Senate debates

Monday, 30 November 2020

Condolences

Guilfoyle, Hon. Dame Margaret Georgina Constance, AC, DBE

4:01 pm

Photo of Larissa WatersLarissa Waters (Queensland, Australian Greens) Share this | Hansard source

I rise today to offer the Greens' condolences to the friends and family of Dame Margaret Guilfoyle. Though, of course, we're on opposite sides of the chamber on many issues, Dame Margaret's passion and commitment to promoting women in leadership roles undeniably blazed a trail for all those who have followed and who are to come.

An Irish immigrant raised by a single mother after her father's death, Dame Margaret often said that her experiences confirmed—as was cited before by Senator Birmingham—that at any time a woman must be capable of independence. She worked tirelessly to ensure that she achieved this and made space for other women to do the same.

When she joined the Liberal Party she was mentored and supported by other female members and encouraged to seek leadership roles. She then spent her career paying that forward. In the time she served in the Senate the number of female senators rose from two to 19. I'm delighted that women now represent more than half the senators in this place. Enid Lyons was the first woman appointed to cabinet. Annabelle Rankin was the first woman to be given a ministerial portfolio.
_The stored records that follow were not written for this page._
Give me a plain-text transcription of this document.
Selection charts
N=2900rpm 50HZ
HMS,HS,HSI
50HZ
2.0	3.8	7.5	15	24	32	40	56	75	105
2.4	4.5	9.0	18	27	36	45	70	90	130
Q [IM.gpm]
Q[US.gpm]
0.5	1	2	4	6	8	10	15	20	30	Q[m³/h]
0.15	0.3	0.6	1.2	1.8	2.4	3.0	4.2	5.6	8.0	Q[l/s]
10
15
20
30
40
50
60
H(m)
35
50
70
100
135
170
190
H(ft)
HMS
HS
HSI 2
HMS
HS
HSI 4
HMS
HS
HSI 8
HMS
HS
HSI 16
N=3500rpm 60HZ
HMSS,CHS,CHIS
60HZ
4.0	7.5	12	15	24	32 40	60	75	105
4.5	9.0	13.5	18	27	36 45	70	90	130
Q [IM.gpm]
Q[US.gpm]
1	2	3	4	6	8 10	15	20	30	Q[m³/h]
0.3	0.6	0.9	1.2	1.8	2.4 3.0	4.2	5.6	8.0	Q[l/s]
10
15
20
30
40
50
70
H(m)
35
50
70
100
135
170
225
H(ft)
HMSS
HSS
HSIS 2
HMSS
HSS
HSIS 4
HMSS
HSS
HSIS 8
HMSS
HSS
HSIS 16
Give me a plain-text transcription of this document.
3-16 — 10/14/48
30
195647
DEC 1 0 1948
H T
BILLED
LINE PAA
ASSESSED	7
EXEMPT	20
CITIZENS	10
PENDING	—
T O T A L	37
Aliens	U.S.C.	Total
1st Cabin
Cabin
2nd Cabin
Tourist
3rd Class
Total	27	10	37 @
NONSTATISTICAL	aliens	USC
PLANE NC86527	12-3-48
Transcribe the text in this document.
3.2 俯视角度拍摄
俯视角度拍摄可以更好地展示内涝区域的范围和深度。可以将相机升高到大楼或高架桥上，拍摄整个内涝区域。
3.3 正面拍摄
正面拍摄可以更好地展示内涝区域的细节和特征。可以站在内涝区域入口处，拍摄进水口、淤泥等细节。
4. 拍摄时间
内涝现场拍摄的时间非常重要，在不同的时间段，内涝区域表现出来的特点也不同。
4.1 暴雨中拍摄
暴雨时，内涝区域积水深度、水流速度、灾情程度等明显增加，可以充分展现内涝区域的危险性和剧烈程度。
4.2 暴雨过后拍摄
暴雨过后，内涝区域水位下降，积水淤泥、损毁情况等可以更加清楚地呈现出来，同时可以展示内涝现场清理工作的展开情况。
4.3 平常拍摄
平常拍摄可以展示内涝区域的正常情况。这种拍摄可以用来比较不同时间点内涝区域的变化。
When she was appointed as Minister for Education in 1975 Dame Margaret became the first woman to build on those achievements and to be appointed to a cabinet-level ministerial portfolio. She went on to serve as Minister for Social Security and Minister for Finance. In her social security role she gained a reputation for resisting calls for funding and spending cuts in the portfolio, recognising the importance of providing support to vulnerable members of the community. She oversaw a major reform of the national child support scheme and led the new office of child care within the Department of the Prime Minister and Cabinet. Working with the director of that office, the inimitable Marie Coleman, who has also been referenced already today, Dame Margaret oversaw a significant expansion of federal government support for the childcare sector and funding for preschool, day care, after-school care and youth refuges. Throughout her career Dame Margaret fought against efforts to pigeonhole her by her gender and to limit her interest to family issues and so called 'women's issues'. Instead she continued to fight on the wide range of social issues that impact all women: access to education and social services, financial security, human rights, mental health and discrimination.

Consistent with her commitment to education and development, after leaving the Senate Dame Margaret went on to get a Bachelor of Laws and work in private practice. She continued her commitment to public life as a member of the National Inquiry into the Human Rights of People with Mental Illness, the Mental Health Research Institute, the infertility treatment authority and various not-for-profit boards.

She continued her mentoring and advocacy for women, working with Joan Kirner on a campaign to secure more nominations for women in Australia's honours system. This is a project that continues today, but much ground has been made.

Like those who came before her, Dame Margaret's career forged a path that, little by little, made it easier for more and more women to see people like them in leadership roles, to know the importance of representation and to put themselves forward. There is still so much to be done to achieve diversity in this place and to get a parliament that actually looks like our community, but we here at the Greens thank Dame Margaret for the doors that she opened along that path. A woman's place is indeed in the House, the Senate and the cabinet. Vale, Dame Margaret Gilfoyle.